No canto do olho, vi o cara do traje verde abrir minha geladeira, pegar umas fatias de presunto, montar um sanduíche de insetos e se jogar no sofá pra assistir Wheel of Fortune.
— “Vocês... querem o meu apartamento?”
— “Sim. Por isso matar você.”
Olhei por cima do ombro dele e vi o estado do lugar:
Um homem-barata comendo um sanduíche asqueroso no meu sofá, vendo TV, com um ninho enorme construído em volta da tela.
Meu quarto coberto de gosma e tripas de insetos esmagados, os lençóis empapados daquela baba oleosa.
Nem quis imaginar o estado do banheiro — o cheiro devia ser infernal.
— “Cara... podem ficar. Eu pego minhas coisas e vou embora.”
— “Sério? Você sério?” — perguntou ele, tirando as mãos dos meus ombros.

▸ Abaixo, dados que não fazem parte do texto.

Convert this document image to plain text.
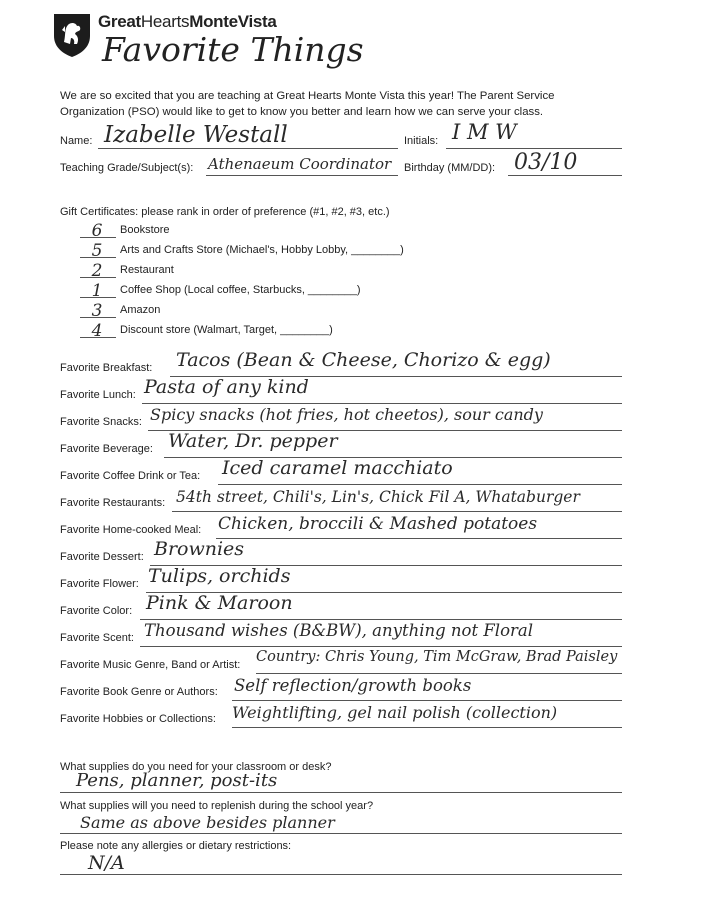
GreatHeartsMonteVista
Favorite Things
We are so excited that you are teaching at Great Hearts Monte Vista this year! The Parent Service Organization (PSO) would like to get to know you better and learn how we can serve your class.
Name: Izabelle Westall	Initials: I M W
Teaching Grade/Subject(s): Athenaeum Coordinator Birthday (MM/DD): 03/10
Gift Certificates: please rank in order of preference (#1, #2, #3, etc.)
6	Bookstore
5	Arts and Crafts Store (Michael's, Hobby Lobby, ________)
2	Restaurant
1	Coffee Shop (Local coffee, Starbucks, ________)
3	Amazon
4	Discount store (Walmart, Target, ________)
Favorite Breakfast: Tacos (Bean & Cheese, Chorizo & egg)
Favorite Lunch: Pasta of any kind
Favorite Snacks: Spicy snacks (hot fries, hot cheetos), sour candy
Favorite Beverage: Water, Dr. pepper
Favorite Coffee Drink or Tea: Iced caramel macchiato
Favorite Restaurants: 54th street, Chili's, Lin's, Chick Fil A, Whataburger
Favorite Home-cooked Meal: Chicken, broccili & Mashed potatoes
Favorite Dessert: Brownies
Favorite Flower: Tulips, orchids
Favorite Color: Pink & Maroon
Favorite Scent: Thousand wishes (B&BW), anything not Floral
Favorite Music Genre, Band or Artist: Country: Chris Young, Tim McGraw, Brad Paisley
Favorite Book Genre or Authors: Self reflection/growth books
Favorite Hobbies or Collections: Weightlifting, gel nail polish (collection)
What supplies do you need for your classroom or desk?
Pens, planner, post-its
What supplies will you need to replenish during the school year?
Same as above besides planner
Please note any allergies or dietary restrictions:
N/A
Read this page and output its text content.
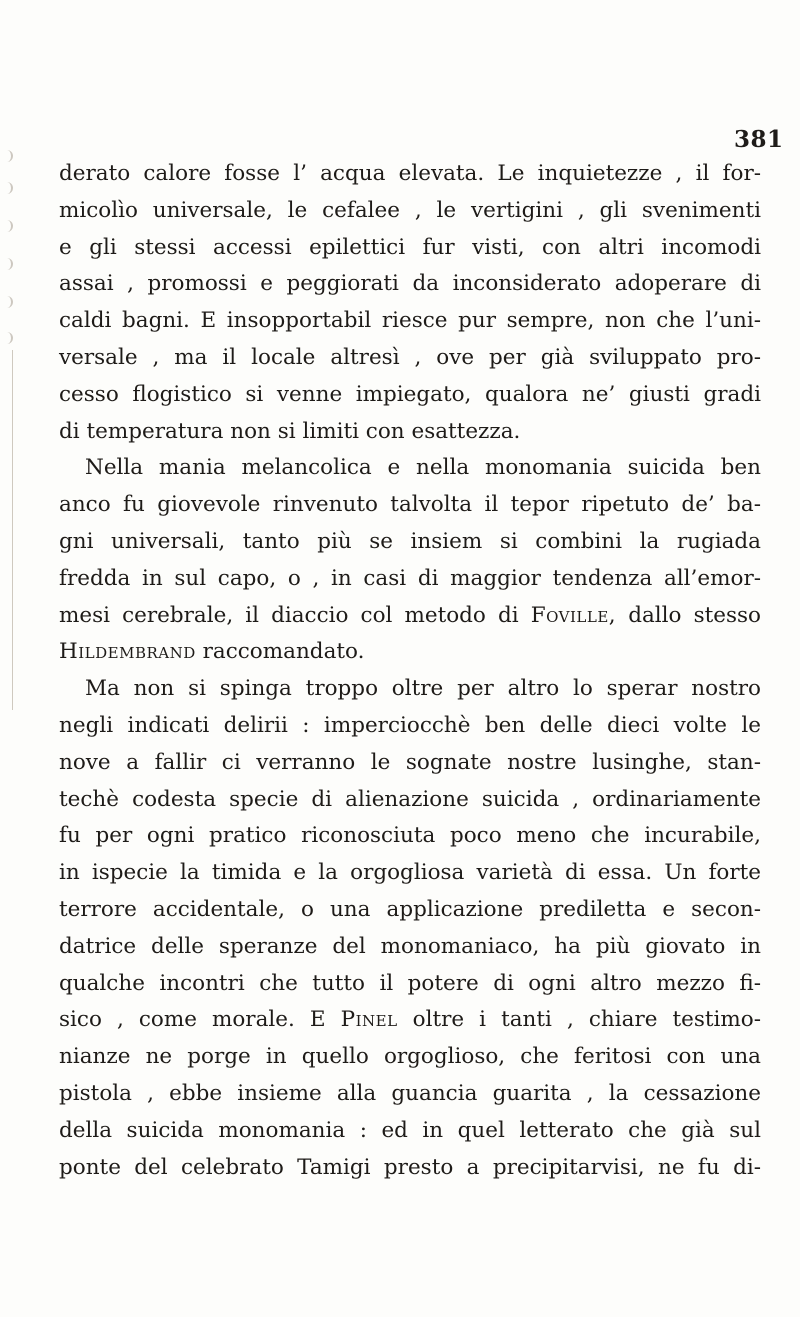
381
derato calore fosse l’ acqua elevata. Le inquietezze , il for-
micolìo universale, le cefalee , le vertigini , gli svenimenti
e gli stessi accessi epilettici fur visti, con altri incomodi
assai , promossi e peggiorati da inconsiderato adoperare di
caldi bagni. E insopportabil riesce pur sempre, non che l’uni-
versale , ma il locale altresì , ove per già sviluppato pro-
cesso flogistico si venne impiegato, qualora ne’ giusti gradi
di temperatura non si limiti con esattezza.
Nella mania melancolica e nella monomania suicida ben
anco fu giovevole rinvenuto talvolta il tepor ripetuto de’ ba-
gni universali, tanto più se insiem si combini la rugiada
fredda in sul capo, o , in casi di maggior tendenza all’emor-
mesi cerebrale, il diaccio col metodo di Foville, dallo stesso
Hildembrand raccomandato.
Ma non si spinga troppo oltre per altro lo sperar nostro
negli indicati delirii : imperciocchè ben delle dieci volte le
nove a fallir ci verranno le sognate nostre lusinghe, stan-
techè codesta specie di alienazione suicida , ordinariamente
fu per ogni pratico riconosciuta poco meno che incurabile,
in ispecie la timida e la orgogliosa varietà di essa. Un forte
terrore accidentale, o una applicazione prediletta e secon-
datrice delle speranze del monomaniaco, ha più giovato in
qualche incontri che tutto il potere di ogni altro mezzo fi-
sico , come morale. E Pinel oltre i tanti , chiare testimo-
nianze ne porge in quello orgoglioso, che feritosi con una
pistola , ebbe insieme alla guancia guarita , la cessazione
della suicida monomania : ed in quel letterato che già sul
ponte del celebrato Tamigi presto a precipitarvisi, ne fu di-
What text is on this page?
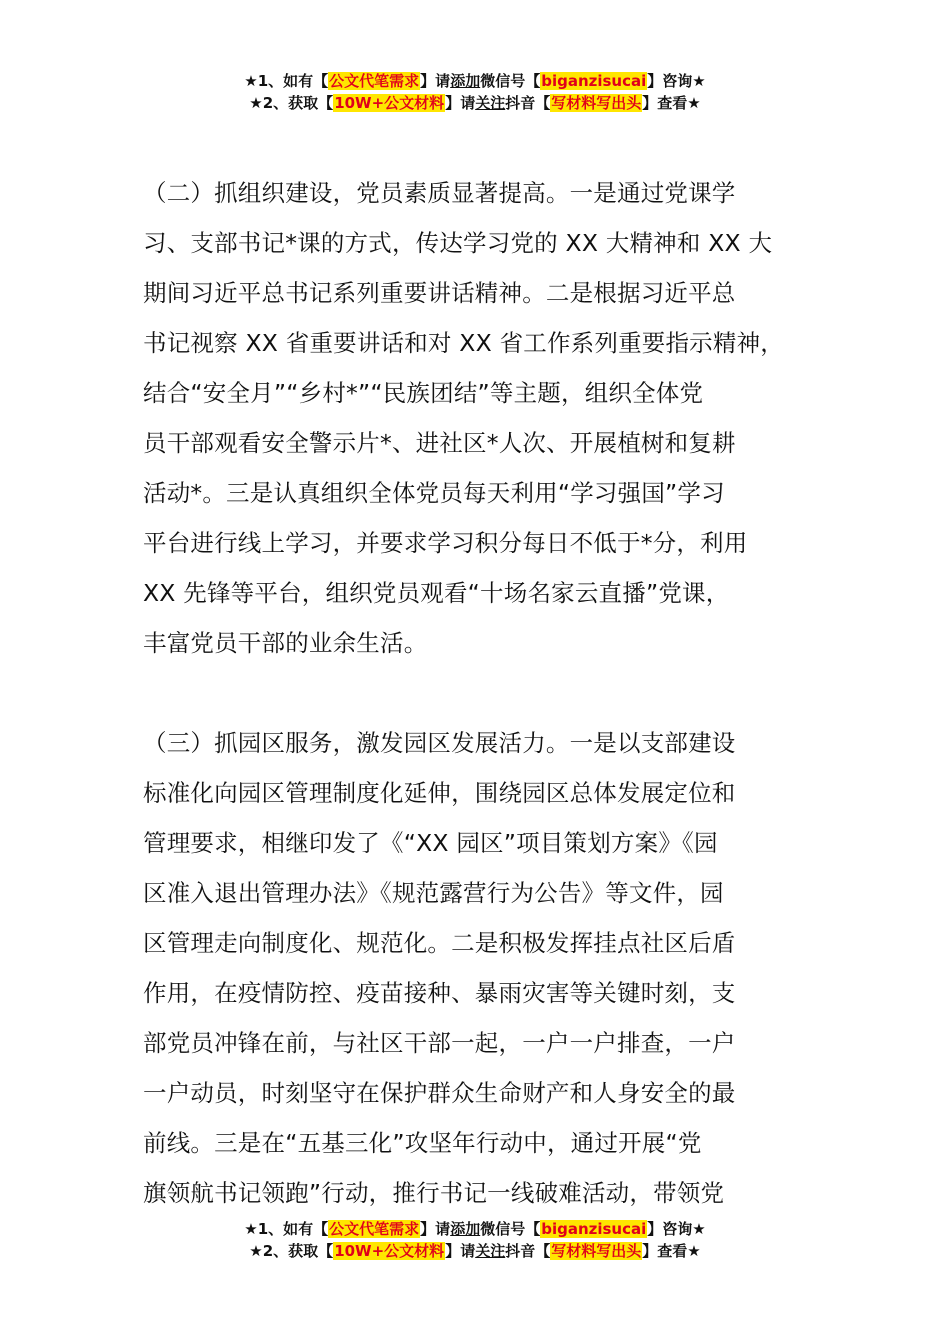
★1、如有【公文代笔需求】请添加微信号【biganzisucai】咨询★
★2、获取【10W+公文材料】请关注抖音【写材料写出头】查看★
（二）抓组织建设，党员素质显著提高。一是通过党课学
习、支部书记*课的方式，传达学习党的 XX 大精神和 XX 大
期间习近平总书记系列重要讲话精神。二是根据习近平总
书记视察 XX 省重要讲话和对 XX 省工作系列重要指示精神，
结合“安全月”“乡村*”“民族团结”等主题，组织全体党
员干部观看安全警示片*、进社区*人次、开展植树和复耕
活动*。三是认真组织全体党员每天利用“学习强国”学习
平台进行线上学习，并要求学习积分每日不低于*分，利用
XX 先锋等平台，组织党员观看“十场名家云直播”党课，
丰富党员干部的业余生活。
（三）抓园区服务，激发园区发展活力。一是以支部建设
标准化向园区管理制度化延伸，围绕园区总体发展定位和
管理要求，相继印发了《“XX 园区”项目策划方案》《园
区准入退出管理办法》《规范露营行为公告》等文件，园
区管理走向制度化、规范化。二是积极发挥挂点社区后盾
作用，在疫情防控、疫苗接种、暴雨灾害等关键时刻，支
部党员冲锋在前，与社区干部一起，一户一户排查，一户
一户动员，时刻坚守在保护群众生命财产和人身安全的最
前线。三是在“五基三化”攻坚年行动中，通过开展“党
旗领航书记领跑”行动，推行书记一线破难活动，带领党
★1、如有【公文代笔需求】请添加微信号【biganzisucai】咨询★
★2、获取【10W+公文材料】请关注抖音【写材料写出头】查看★
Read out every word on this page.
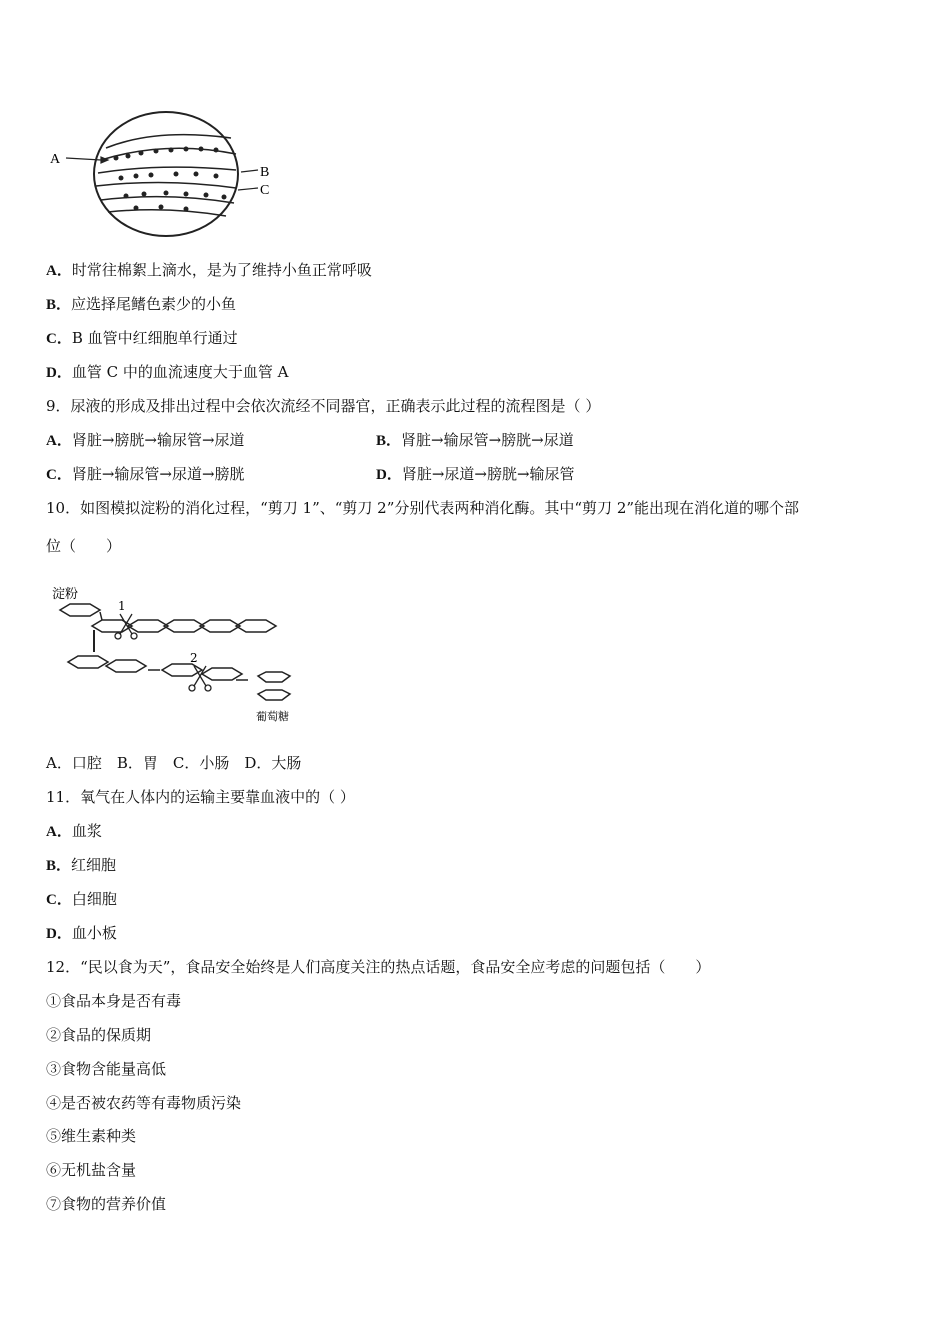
A
B
C
A．时常往棉絮上滴水，是为了维持小鱼正常呼吸
B．应选择尾鳍色素少的小鱼
C．B 血管中红细胞单行通过
D．血管 C 中的血流速度大于血管 A
9．尿液的形成及排出过程中会依次流经不同器官，正确表示此过程的流程图是（ ）
A．肾脏→膀胱→输尿管→尿道	B．肾脏→输尿管→膀胱→尿道
C．肾脏→输尿管→尿道→膀胱	D．肾脏→尿道→膀胱→输尿管
10．如图模拟淀粉的消化过程，“剪刀 1”、“剪刀 2”分别代表两种消化酶。其中“剪刀 2”能出现在消化道的哪个部
位（　　）
淀粉
1
2
葡萄糖
A．口腔　B．胃　C．小肠　D．大肠
11．氧气在人体内的运输主要靠血液中的（ ）
A．血浆
B．红细胞
C．白细胞
D．血小板
12．“民以食为天”，食品安全始终是人们高度关注的热点话题，食品安全应考虑的问题包括（　　）
①食品本身是否有毒
②食品的保质期
③食物含能量高低
④是否被农药等有毒物质污染
⑤维生素种类
⑥无机盐含量
⑦食物的营养价值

— “Tô. Tudo seu, parceiro.”
Demorei um pouco pra achar roupas que não estivessem cobertas de baba. Peguei só o essencial e fui até a porta.
Antes de sair, me virei.
— “Uma última pergunta... por que o meu senhorio fez parceria com vocês?”
— “Senhor... o quê?”
Os dois estavam sentados no sofá, se encarando com o que parecia ser uma expressão confusa — de barata.
— “Deixa pra lá. Aproveitem o que sobrou do apartamento.”
No caminho, resolvi parar no apartamento do senhorio pra avisar que eu estava indo embora — e apresentar os novos inquilinos invertebrados.
Bati na porta.
Ela se abriu, e do outro lado estava uma barata do tamanho de um homem, vestindo bermuda jeans e regata, tomando uma cerveja que eu nunca tinha ouvido falar: Pest Pilsner Ever.
Desde então, estou dormindo em sofás de amigos. Tentando me reerguer depois de perder praticamente tudo.